Anyone interested in this topic should read the whole article but I have pulled some highlights...

Quote:
Set aside for a moment that these are all men who helped plan various aspects of the war they now say was poorly planned. With the exception of Zinni, who served as CENTCOM commander during the Clinton Administration, they all accepted promotions to “serve” under Commander in Chief Bush and helped carry out a plan they now claim to be irreparably flawed. If the jawing Generals felt then as they say they do now -- why didn’t they just quit -- before their promotions and pay raises?

It's been done before. On 21 April 1980, Secretary of State Cyrus Vance tendered his resignation and privately confided to President Jimmy Carter, "I know how deeply you have pondered your decision on Iran. I wish I could support you in it. But for the reasons we have discussed I cannot." The Secretary of State was referring to the mission -- three days later -- to rescue American hostages -- an operation he had steadfastly opposed. Unlike the “six-pack” of generals now castigating the war they helped plan and execute -- Mr. Vance had the integrity to make his views known during planning for the Iran operation -- and the courage to quit when the commander in chief decided to proceed over his objections.

That archaic combination of honor and fortitude is apparently absent from the current crop of retired generals shouting “Dump Don!” into any available microphone.

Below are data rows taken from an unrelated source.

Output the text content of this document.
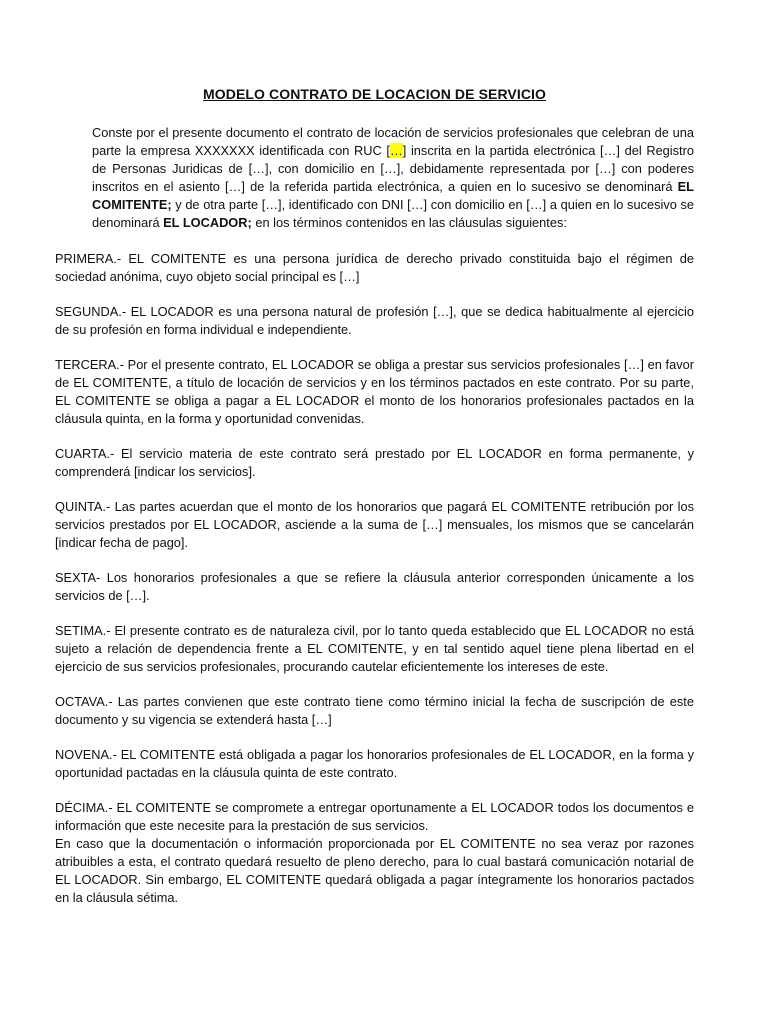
MODELO CONTRATO DE LOCACION DE SERVICIO

Conste por el presente documento el contrato de locación de servicios profesionales que celebran de una parte la empresa XXXXXXX identificada con RUC […] inscrita en la partida electrónica […] del Registro de Personas Juridicas de […], con domicilio en […], debidamente representada por […] con poderes inscritos en el asiento […] de la referida partida electrónica, a quien en lo sucesivo se denominará EL COMITENTE; y de otra parte […], identificado con DNI […] con domicilio en […] a quien en lo sucesivo se denominará EL LOCADOR; en los términos contenidos en las cláusulas siguientes:

PRIMERA.- EL COMITENTE es una persona jurídica de derecho privado constituida bajo el régimen de sociedad anónima, cuyo objeto social principal es […]

SEGUNDA.- EL LOCADOR es una persona natural de profesión […], que se dedica habitualmente al ejercicio de su profesión en forma individual e independiente.

TERCERA.- Por el presente contrato, EL LOCADOR se obliga a prestar sus servicios profesionales […] en favor de EL COMITENTE, a título de locación de servicios y en los términos pactados en este contrato. Por su parte, EL COMITENTE se obliga a pagar a EL LOCADOR el monto de los honorarios profesionales pactados en la cláusula quinta, en la forma y oportunidad convenidas.

CUARTA.- El servicio materia de este contrato será prestado por EL LOCADOR en forma permanente, y comprenderá [indicar los servicios].

QUINTA.- Las partes acuerdan que el monto de los honorarios que pagará EL COMITENTE retribución por los servicios prestados por EL LOCADOR, asciende a la suma de […] mensuales, los mismos que se cancelarán [indicar fecha de pago].

SEXTA- Los honorarios profesionales a que se refiere la cláusula anterior corresponden únicamente a los servicios de […].

SETIMA.- El presente contrato es de naturaleza civil, por lo tanto queda establecido que EL LOCADOR no está sujeto a relación de dependencia frente a EL COMITENTE, y en tal sentido aquel tiene plena libertad en el ejercicio de sus servicios profesionales, procurando cautelar eficientemente los intereses de este.

OCTAVA.- Las partes convienen que este contrato tiene como término inicial la fecha de suscripción de este documento y su vigencia se extenderá hasta […]

NOVENA.- EL COMITENTE está obligada a pagar los honorarios profesionales de EL LOCADOR, en la forma y oportunidad pactadas en la cláusula quinta de este contrato.

DÉCIMA.- EL COMITENTE se compromete a entregar oportunamente a EL LOCADOR todos los documentos e información que este necesite para la prestación de sus servicios.

En caso que la documentación o información proporcionada por EL COMITENTE no sea veraz por razones atribuibles a esta, el contrato quedará resuelto de pleno derecho, para lo cual bastará comunicación notarial de EL LOCADOR. Sin embargo, EL COMITENTE quedará obligada a pagar íntegramente los honorarios pactados en la cláusula sétima.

They should be grateful that the Bush-phobic mainstream media is either ignorant of the ethical tradition exemplified by Cyrus Vance -- or too lazy to research the inconsistencies in the generals’ past and present positions on the war.

Perhaps it’s unfair to expect equal measures of courage and character from senior officers in this age of political opportunism.
On target.
April 23rd, 2006  
Chief Bones
 
 

Oliver North is NOT one of my favorite people - I still consider him a traitor even though others don't ...
(just a personal belief).

HOWEVER - he makes one hell of a point with his comments ... Secretary of State Cyrus Vance demonstrated what it really means when you place others before your own sorry *ss politically motivated aspirations (promotions and increased earnings). He demonstrated courage and character even though it ended up costing him.

It's too bad these "parrot mouthed" generals didn't have the character or courage to back up their convictions during the planning and implementation phases leading up to the invasion and eventual post operations, instead of waiting to blab to the world when it was too late to impact the plans.

These "straw" warriors DO NOT reflect very well upon what it really means to place your junior people's welfare above your own. They really were sad excuses as an example of true leadership.
April 24th, 2006  
PJ24
 
 
Good article, Bulldogg

He said everything I said, only like, way better.